In our solution, we have a process that runs another process.
The parent communicates with the child process via TCP socket.
In order to know whether the child is ready for communication the parent reads
its stdout and looks for the readiness indication string, e.g. "I'm ready".
Everything worked fine but suddenly my colleague and I started observing a strange behavior:
the child process was stuck after a while.
So I ran
strace -p 1666, where 1666 is the child' id.
$sudo strace -p 25485 strace: Process 25485 attached write(1, "Some important information...."..., 101
The child process was trying to write something to
stdout(1 is the file descriptor of stdout) but was unable to do it!
I tried to reproduce the issue by running the process manually.

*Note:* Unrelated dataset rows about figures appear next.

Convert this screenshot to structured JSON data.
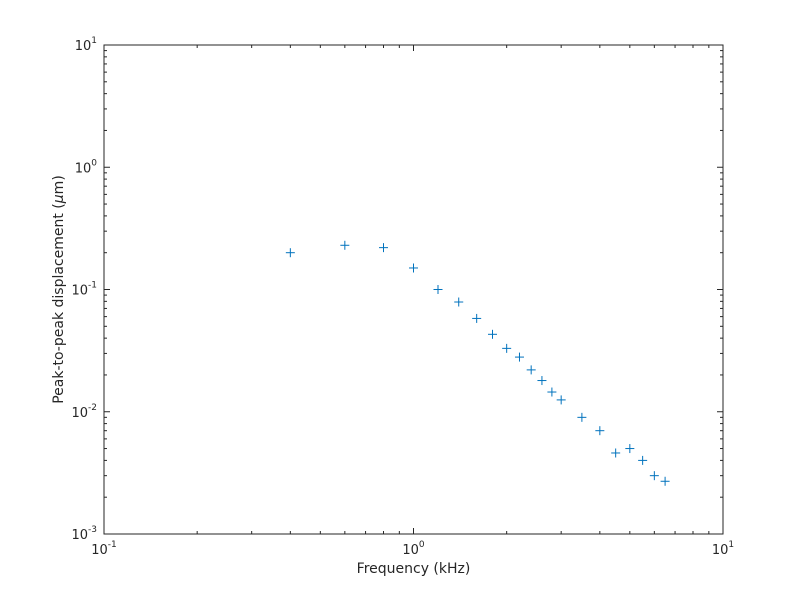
{
  "chart_data": {
    "type": "scatter",
    "title": "",
    "xlabel": "Frequency (kHz)",
    "ylabel": "Peak-to-peak displacement (",
    "ylabel_symbol": "μ",
    "ylabel_tail": "m)",
    "x_scale": "log",
    "y_scale": "log",
    "xlim": [
      0.1,
      10
    ],
    "ylim": [
      0.001,
      10
    ],
    "x_ticks": [
      {
        "base": "10",
        "exp": "-1",
        "value": 0.1
      },
      {
        "base": "10",
        "exp": "0",
        "value": 1
      },
      {
        "base": "10",
        "exp": "1",
        "value": 10
      }
    ],
    "y_ticks": [
      {
        "base": "10",
        "exp": "-3",
        "value": 0.001
      },
      {
        "base": "10",
        "exp": "-2",
        "value": 0.01
      },
      {
        "base": "10",
        "exp": "-1",
        "value": 0.1
      },
      {
        "base": "10",
        "exp": "0",
        "value": 1
      },
      {
        "base": "10",
        "exp": "1",
        "value": 10
      }
    ],
    "grid": false,
    "marker": "+",
    "marker_color": "#0072bd",
    "axis_color": "#262626",
    "series": [
      {
        "x": [
          0.4,
          0.6,
          0.8,
          1.0,
          1.2,
          1.4,
          1.6,
          1.8,
          2.0,
          2.2,
          2.4,
          2.6,
          2.8,
          3.0,
          3.5,
          4.0,
          4.5,
          5.0,
          5.5,
          6.0,
          6.5
        ],
        "y": [
          0.2,
          0.23,
          0.22,
          0.15,
          0.1,
          0.079,
          0.058,
          0.043,
          0.033,
          0.028,
          0.022,
          0.018,
          0.0145,
          0.0125,
          0.009,
          0.007,
          0.0046,
          0.005,
          0.004,
          0.003,
          0.0027
        ]
      }
    ]
  }
}
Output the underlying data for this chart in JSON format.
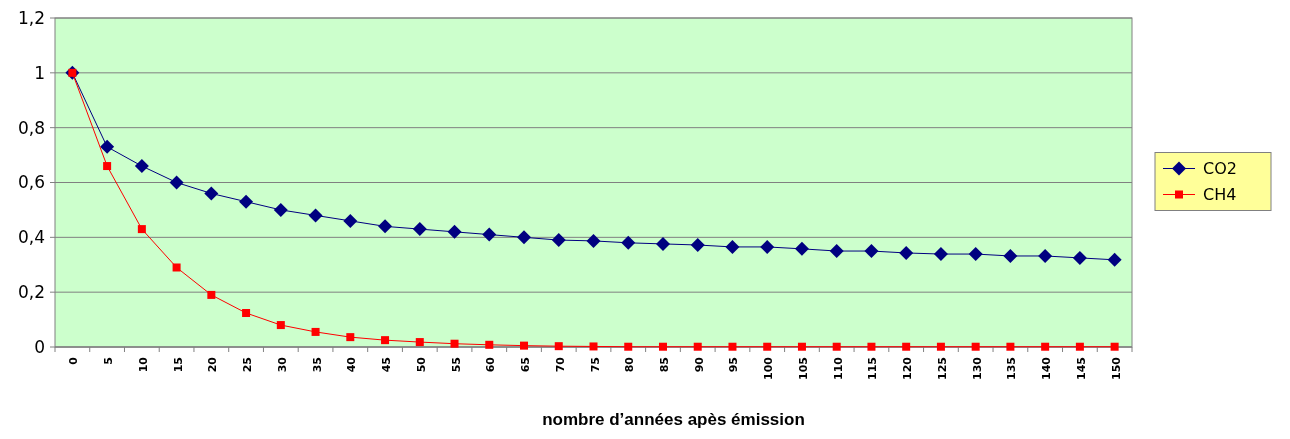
{
  "chart_data": {
    "type": "line",
    "xlabel": "nombre d’années apès émission",
    "categories": [
      "0",
      "5",
      "10",
      "15",
      "20",
      "25",
      "30",
      "35",
      "40",
      "45",
      "50",
      "55",
      "60",
      "65",
      "70",
      "75",
      "80",
      "85",
      "90",
      "95",
      "100",
      "105",
      "110",
      "115",
      "120",
      "125",
      "130",
      "135",
      "140",
      "145",
      "150"
    ],
    "series": [
      {
        "name": "CO2",
        "color": "#000080",
        "marker": "diamond",
        "values": [
          1,
          0.73,
          0.66,
          0.6,
          0.56,
          0.53,
          0.5,
          0.48,
          0.46,
          0.44,
          0.43,
          0.42,
          0.41,
          0.4,
          0.39,
          0.387,
          0.38,
          0.376,
          0.372,
          0.365,
          0.365,
          0.358,
          0.35,
          0.35,
          0.343,
          0.339,
          0.339,
          0.332,
          0.332,
          0.325,
          0.318
        ]
      },
      {
        "name": "CH4",
        "color": "#ff0000",
        "marker": "square",
        "values": [
          1,
          0.66,
          0.43,
          0.29,
          0.19,
          0.124,
          0.08,
          0.055,
          0.036,
          0.025,
          0.018,
          0.012,
          0.008,
          0.005,
          0.003,
          0.002,
          0.001,
          0.001,
          0.001,
          0.001,
          0.001,
          0.001,
          0.001,
          0.001,
          0.001,
          0.001,
          0.001,
          0.001,
          0.001,
          0.001,
          0.001
        ]
      }
    ],
    "ylim": [
      0,
      1.2
    ],
    "yticks": [
      {
        "value": 0,
        "label": "0"
      },
      {
        "value": 0.2,
        "label": "0,2"
      },
      {
        "value": 0.4,
        "label": "0,4"
      },
      {
        "value": 0.6,
        "label": "0,6"
      },
      {
        "value": 0.8,
        "label": "0,8"
      },
      {
        "value": 1,
        "label": "1"
      },
      {
        "value": 1.2,
        "label": "1,2"
      }
    ],
    "grid": "y",
    "legend": "right"
  }
}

And to our surprise, the issue did not reproduce! So I started looking at the way our application was starting the process:
cmd = ['./child.py'] handle = subprocess.Popen( cmd, stdout=subprocess.PIPE, stderr = subprocess.STDOUT, close_fds=True, shell=True) wait_for_child_readiness(handle) #do_some_real_work() handle.wait()
It looked quite normal: Start a process and then forward stdout to stderr
and pipe both to the parent process. And then the parent process reads the output:
def wait_for_child_readiness(proc_handle): last_stdout = "" while "CHILD IS READY" not in last_stdout : last_stdout = proc_handle.stdout.read(512) sys.stdout.write(last_stdout) sys.stdout.flush() sys.stdout.write("\nParent detected child's readiness!\n")
Then we read the output until we find the indication string.
But wait! The child process continues writing to stdout/stderr and the pipe continues sending
the output to the parent process. But the parent process does not read it.
And then pipe overflow happens and the child process cannot write anything to stdout!
The solution was to continue reading the output of the child process.
Hence once you start reading child process output don't stop doing that!;)
P.S. The way to know the pipe size on Linux is to check:
$cat /proc/sys/fs/pipe-max-size 1048576
The default value for this file is 1048576 (1 MiB)